# Ultrasonic dog bark preventer?



## CerbiesMom (Jan 30, 2008)

I was looking through a drfosterandsmith catalog, and there was a device that looked like a birdhouse that you put outside, and it makes some sort of ultrasonic noise so that dogs stop barking. Has anyone used one of these? It sounds too good to be true. I'm very tempted to get one, as my neighbors have no problem letting their dogs out from midnight to 4-5a.m, and the dogs bark pretty much nonstop. It says it has a 50 foot range, so if I put it next to the fence, it would reach all through their yard. I just wanted to hear from somebody that's used one before I spend $40 for something for my neighbors dogs.


----------



## TooneyDogs (Aug 6, 2007)

I take it you don't have any barking ordinance in your area? Animal control will fix the problem with just a phone call.


----------



## Kyllobernese (Feb 5, 2008)

The problem I would see with this is that it would also affect your dog. If it causes one dog to stop barking, it also punishes the rest of the dogs.


----------



## Marsh Muppet (Nov 29, 2008)

It could work if the unit has enough power to cause real discomfort for the offending canine. With an advertised 50 ft. range, I'd save my money.

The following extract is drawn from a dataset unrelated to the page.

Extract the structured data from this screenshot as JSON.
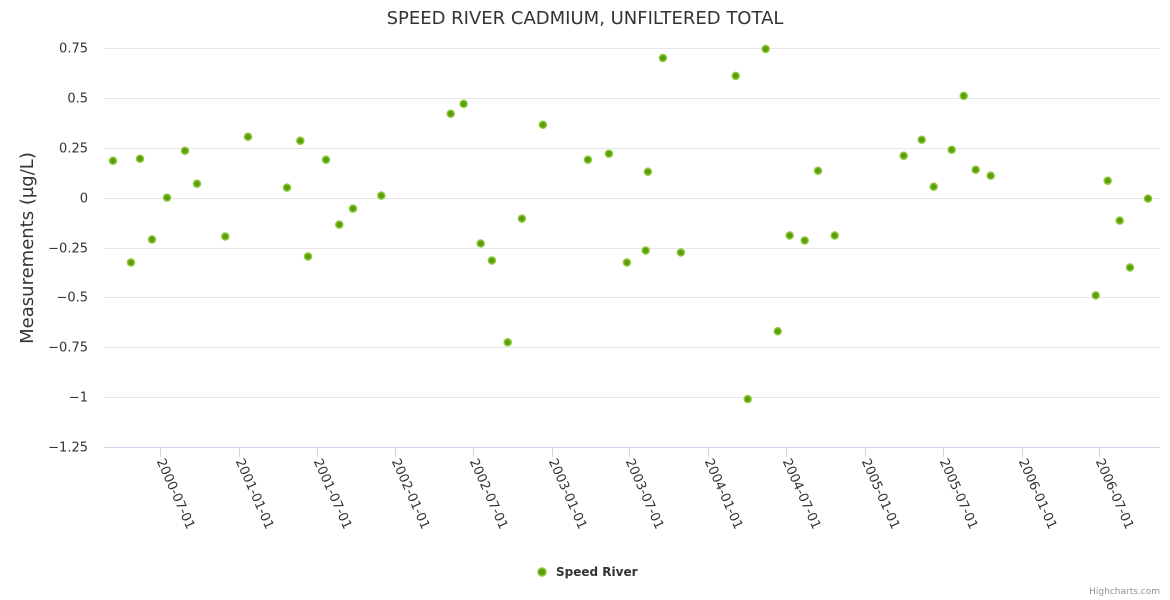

BTW, that kind of power (even though beyond the range of audible frequencies) would likely cause discomfort in some people as well.


----------



## CerbiesMom (Jan 30, 2008)

TooneyDogs said:


> I take it you don't have any barking ordinance in your area? Animal control will fix the problem with just a phone call.


The man is a cop, so when I've called animal control (3 times), they go over there and the man just chats with them, and nothing ever comes of it. even though every neighbor around them has called.



Marsh Muppet said:


> It could work if the unit has enough power to cause real discomfort for the offending canine. With an advertised 50 ft. range, I'd save my money.
> 
> BTW, that kind of power (even though beyond the range of audible frequencies) would likely cause discomfort in some people as well.


I didn't think about ppl hearing it. That would be horrible.


----------



## codypennant (Aug 31, 2009)

Marsh Muppet said:


> BTW, that kind of power (even though beyond the range of audible frequencies) would likely cause discomfort in some people as well.


We have one of these, and it did cause my husband and I discomfort. It took us a while to make the connection, but it definitely did hurt our heads when it was going off. 

Like other posters mentioned, with multiple dogs it just gets too confusing. One dog barks, and it punishes all of them, so then they bark AT the box. Mine showed some improvement at first, but eventually gave up and barked despite the punishment.


----------



## Reina (Aug 26, 2009)

We borrowed one of those for our dogs. It didn't work. Firstly, we could hear it, so it was very annoying. Secondly, our dogs just didn't respond to it. I think it worked twice, and then they didn't care. And like the person above, it does get confusing. If your really want to try it, see if someone has it that you can borrow from. 

Have you tried talking to your neighbour? Or maybe you could go over when animal control does? Maybe if you got a video + sound of them barking, with the date in the corner, for every day, that would get something done. 

Heres a website that deals with this issue too: http://www.barkingdogs.net/ Maybe it will help.


----------



## GottaLuvMutts (Jun 1, 2009)

My parents, who dislike dogs, had the same problem: neighbor's dog barking and they didn't want to listen to it. They called the neighbors repeatedly, but no change. So they got one of these devices and hid it behind some vines on the wall. They said it makes a click when it turns on, but they can't hear the high pitched sound it makes. They said it worked like a charm until one day they heard the dog barking again. They went out and checked, and sure enough, it needed a new battery. The dog stopped barking as soon as he heard it again. Unfortunately, after about 6 months in S. Florida's humidity, it quit working altogether. The warranty that comes with it is for 1yr, so they got a new one for free. If you get one, keep the receipt!


----------